Q36. A stone is thrown vertically upward with an initial velocity of 40 m/s. Taking g = 10 m/s², find the maximum height reached by the stone. What is the net displacement and the total distance covered by the stone?
Initial velocity (u) = 40 m/s
Acceleration due to gravity (g) = –10 m/s² (negative because gravity acts downward)
At maximum height, final velocity (v) = 0
Using the equation of motion:
v² = u² + 2as
0 = (40)² + 2(–10)s
0 = 1600 – 20s
20s = 1600
s = 80 m
Maximum height = 80 m
When the stone returns to the ground:
Net displacement = 0 (since it comes back to the starting point)
Total distance covered = Distance up + Distance down = 80 + 80 = 160 m
Final Answers:
Maximum height = 80 m
Net displacement = 0
Total distance covered = 160 m
Q37. A stone is released from the top of a tower of height 19.6 m. Calculate its final velocity just before touching the ground.
Height (h) = 19.6 m
Initial velocity (u) = 0 (since the stone is released from rest)
Acceleration due to gravity (g) = 9.8 m/s²
Using the equation of motion:
v² = u² + 2gh
Substitute the values:
v² = 0 + 2 × 9.8 × 19.6
v² = 384.16
v = √384.16
v = 19.6 m/s
Therefore, the final velocity of the stone just before touching the ground is 19.6 m/s.

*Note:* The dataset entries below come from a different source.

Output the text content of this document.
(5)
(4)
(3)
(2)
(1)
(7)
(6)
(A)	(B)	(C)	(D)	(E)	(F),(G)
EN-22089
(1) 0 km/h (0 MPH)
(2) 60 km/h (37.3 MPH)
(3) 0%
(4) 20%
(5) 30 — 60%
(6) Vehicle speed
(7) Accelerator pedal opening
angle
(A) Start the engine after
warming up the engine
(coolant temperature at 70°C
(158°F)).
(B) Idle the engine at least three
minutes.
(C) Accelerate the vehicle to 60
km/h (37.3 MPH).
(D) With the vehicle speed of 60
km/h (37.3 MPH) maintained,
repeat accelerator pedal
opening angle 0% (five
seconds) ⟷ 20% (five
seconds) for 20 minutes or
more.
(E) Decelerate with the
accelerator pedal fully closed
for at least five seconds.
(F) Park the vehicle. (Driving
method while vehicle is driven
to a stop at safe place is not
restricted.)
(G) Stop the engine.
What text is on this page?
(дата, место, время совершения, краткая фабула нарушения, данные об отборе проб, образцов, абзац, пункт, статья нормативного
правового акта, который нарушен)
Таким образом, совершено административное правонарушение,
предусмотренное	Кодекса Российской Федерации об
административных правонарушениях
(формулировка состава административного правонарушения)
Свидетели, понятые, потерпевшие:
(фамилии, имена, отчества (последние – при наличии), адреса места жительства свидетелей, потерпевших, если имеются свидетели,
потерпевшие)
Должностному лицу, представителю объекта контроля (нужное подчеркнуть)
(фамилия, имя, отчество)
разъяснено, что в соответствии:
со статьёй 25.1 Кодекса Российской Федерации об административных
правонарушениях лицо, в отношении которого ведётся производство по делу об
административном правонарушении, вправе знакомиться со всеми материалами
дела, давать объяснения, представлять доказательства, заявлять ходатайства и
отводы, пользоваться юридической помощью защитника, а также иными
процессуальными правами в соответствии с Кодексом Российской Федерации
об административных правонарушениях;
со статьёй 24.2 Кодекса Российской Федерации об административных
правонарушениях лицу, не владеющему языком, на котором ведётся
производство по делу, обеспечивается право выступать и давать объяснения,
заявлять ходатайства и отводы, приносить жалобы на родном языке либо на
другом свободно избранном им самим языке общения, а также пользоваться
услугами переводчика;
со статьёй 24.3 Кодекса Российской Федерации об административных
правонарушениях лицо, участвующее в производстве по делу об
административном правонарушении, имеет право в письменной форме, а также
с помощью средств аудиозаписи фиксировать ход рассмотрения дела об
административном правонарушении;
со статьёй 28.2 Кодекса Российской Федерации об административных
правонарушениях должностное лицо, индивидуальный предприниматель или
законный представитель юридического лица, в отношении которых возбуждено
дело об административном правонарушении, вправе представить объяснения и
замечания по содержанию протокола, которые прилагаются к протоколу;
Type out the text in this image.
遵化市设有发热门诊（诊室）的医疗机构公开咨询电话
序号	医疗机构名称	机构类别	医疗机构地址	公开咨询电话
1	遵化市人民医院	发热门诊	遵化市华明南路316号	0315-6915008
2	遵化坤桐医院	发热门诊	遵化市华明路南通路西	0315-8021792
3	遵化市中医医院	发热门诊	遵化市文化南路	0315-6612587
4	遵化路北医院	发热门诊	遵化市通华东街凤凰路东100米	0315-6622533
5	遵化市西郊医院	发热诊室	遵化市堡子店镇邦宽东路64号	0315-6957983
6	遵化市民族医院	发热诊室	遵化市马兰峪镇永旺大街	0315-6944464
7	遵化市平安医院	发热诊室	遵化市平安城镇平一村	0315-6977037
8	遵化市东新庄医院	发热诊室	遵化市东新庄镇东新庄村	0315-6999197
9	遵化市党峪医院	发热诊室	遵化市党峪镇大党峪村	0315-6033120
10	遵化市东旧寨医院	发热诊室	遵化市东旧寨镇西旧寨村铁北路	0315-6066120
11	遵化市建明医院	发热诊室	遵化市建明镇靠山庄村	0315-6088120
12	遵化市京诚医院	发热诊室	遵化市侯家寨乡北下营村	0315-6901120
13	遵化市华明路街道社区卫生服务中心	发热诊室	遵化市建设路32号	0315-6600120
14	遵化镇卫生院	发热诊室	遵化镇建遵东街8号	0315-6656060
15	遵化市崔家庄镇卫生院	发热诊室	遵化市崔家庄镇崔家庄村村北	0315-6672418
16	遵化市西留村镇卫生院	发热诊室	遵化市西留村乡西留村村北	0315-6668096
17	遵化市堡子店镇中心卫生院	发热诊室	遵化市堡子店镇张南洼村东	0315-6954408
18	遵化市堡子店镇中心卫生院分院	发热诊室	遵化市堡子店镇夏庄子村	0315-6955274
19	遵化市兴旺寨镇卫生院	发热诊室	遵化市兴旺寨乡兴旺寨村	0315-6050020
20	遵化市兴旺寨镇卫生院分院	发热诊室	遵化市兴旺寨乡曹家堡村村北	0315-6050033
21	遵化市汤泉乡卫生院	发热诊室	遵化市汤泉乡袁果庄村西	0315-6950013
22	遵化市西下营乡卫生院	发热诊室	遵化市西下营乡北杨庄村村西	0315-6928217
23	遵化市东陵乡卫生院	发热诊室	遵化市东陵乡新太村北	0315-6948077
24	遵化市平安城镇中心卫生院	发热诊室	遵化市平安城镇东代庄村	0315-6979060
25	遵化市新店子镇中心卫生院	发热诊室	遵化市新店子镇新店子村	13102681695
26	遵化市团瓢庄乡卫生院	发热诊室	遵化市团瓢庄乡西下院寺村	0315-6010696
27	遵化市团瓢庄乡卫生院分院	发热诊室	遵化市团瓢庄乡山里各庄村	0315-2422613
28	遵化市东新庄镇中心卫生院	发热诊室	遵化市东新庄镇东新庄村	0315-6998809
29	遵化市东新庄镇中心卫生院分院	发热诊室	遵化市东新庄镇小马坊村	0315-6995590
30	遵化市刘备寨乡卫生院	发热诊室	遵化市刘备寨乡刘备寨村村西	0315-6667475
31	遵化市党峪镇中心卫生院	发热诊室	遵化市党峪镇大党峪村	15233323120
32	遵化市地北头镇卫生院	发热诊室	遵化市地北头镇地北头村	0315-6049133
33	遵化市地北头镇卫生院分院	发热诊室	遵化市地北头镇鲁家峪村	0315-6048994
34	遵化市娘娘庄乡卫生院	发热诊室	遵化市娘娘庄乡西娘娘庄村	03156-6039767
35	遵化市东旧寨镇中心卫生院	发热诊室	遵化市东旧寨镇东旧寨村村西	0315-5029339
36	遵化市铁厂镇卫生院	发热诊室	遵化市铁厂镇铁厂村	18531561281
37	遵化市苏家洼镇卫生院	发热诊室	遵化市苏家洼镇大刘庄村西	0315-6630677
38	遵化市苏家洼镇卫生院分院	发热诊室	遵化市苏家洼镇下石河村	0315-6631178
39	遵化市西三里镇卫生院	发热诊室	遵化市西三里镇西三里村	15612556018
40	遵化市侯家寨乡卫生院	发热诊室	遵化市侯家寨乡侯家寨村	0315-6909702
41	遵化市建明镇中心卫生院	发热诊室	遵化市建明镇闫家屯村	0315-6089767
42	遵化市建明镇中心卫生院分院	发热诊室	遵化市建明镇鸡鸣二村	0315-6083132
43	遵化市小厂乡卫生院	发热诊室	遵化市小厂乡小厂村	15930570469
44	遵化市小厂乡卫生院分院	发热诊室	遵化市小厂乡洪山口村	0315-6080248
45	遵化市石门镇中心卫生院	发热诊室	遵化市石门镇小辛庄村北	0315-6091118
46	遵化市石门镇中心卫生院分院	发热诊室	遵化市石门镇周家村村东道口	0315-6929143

Q38. Gravitational force on the surface of the Moon is only 1/6 as strong as gravitational force on the Earth. What is the weight in newtons of a 10 kg object on the Moon and on the Earth?
We know that Weight = Mass × Acceleration due to gravity (W = m × g)
On Earth:
m = 10 kg
g = 9.8 m/s²
Wₑ = 10 × 9.8 = 98 N
On Moon:
Gravity on Moon = (1/6) × gravity on Earth
gₘ = 9.8 / 6 = 1.63 m/s²
Wₘ = 10 × 1.63 = 16.3 N
Therefore,
Weight on Earth = 98 N
Weight on Moon = 16.3 N
Q39. Why will a sheet of paper fall slower than one that is crumpled into a ball?
A sheet of paper falls slower than a crumpled paper ball because of air resistance.
The flat sheet has a larger surface area, so it experiences more air resistance while falling.
When the paper is crumpled into a ball, its surface area facing the air becomes smaller, reducing air resistance.
Therefore, the crumpled paper ball falls faster than the flat sheet.
Q40. Amit buys few grams of gold at the poles as per the instruction of one of his friends. He hands over the same when he meets him at the equator. Will the friend agree with the weight of gold bought? If not, why?
No, the friend will not agree with the weight of the gold.
This is because the value of acceleration due to gravity (g) is greater at the poles and smaller at the equator.
Since weight = mass × gravity (W = m × g), the weight of the same gold will be less at the equator than at the poles.
Therefore, the gold will weigh slightly less at the equator, even though its mass remains the same.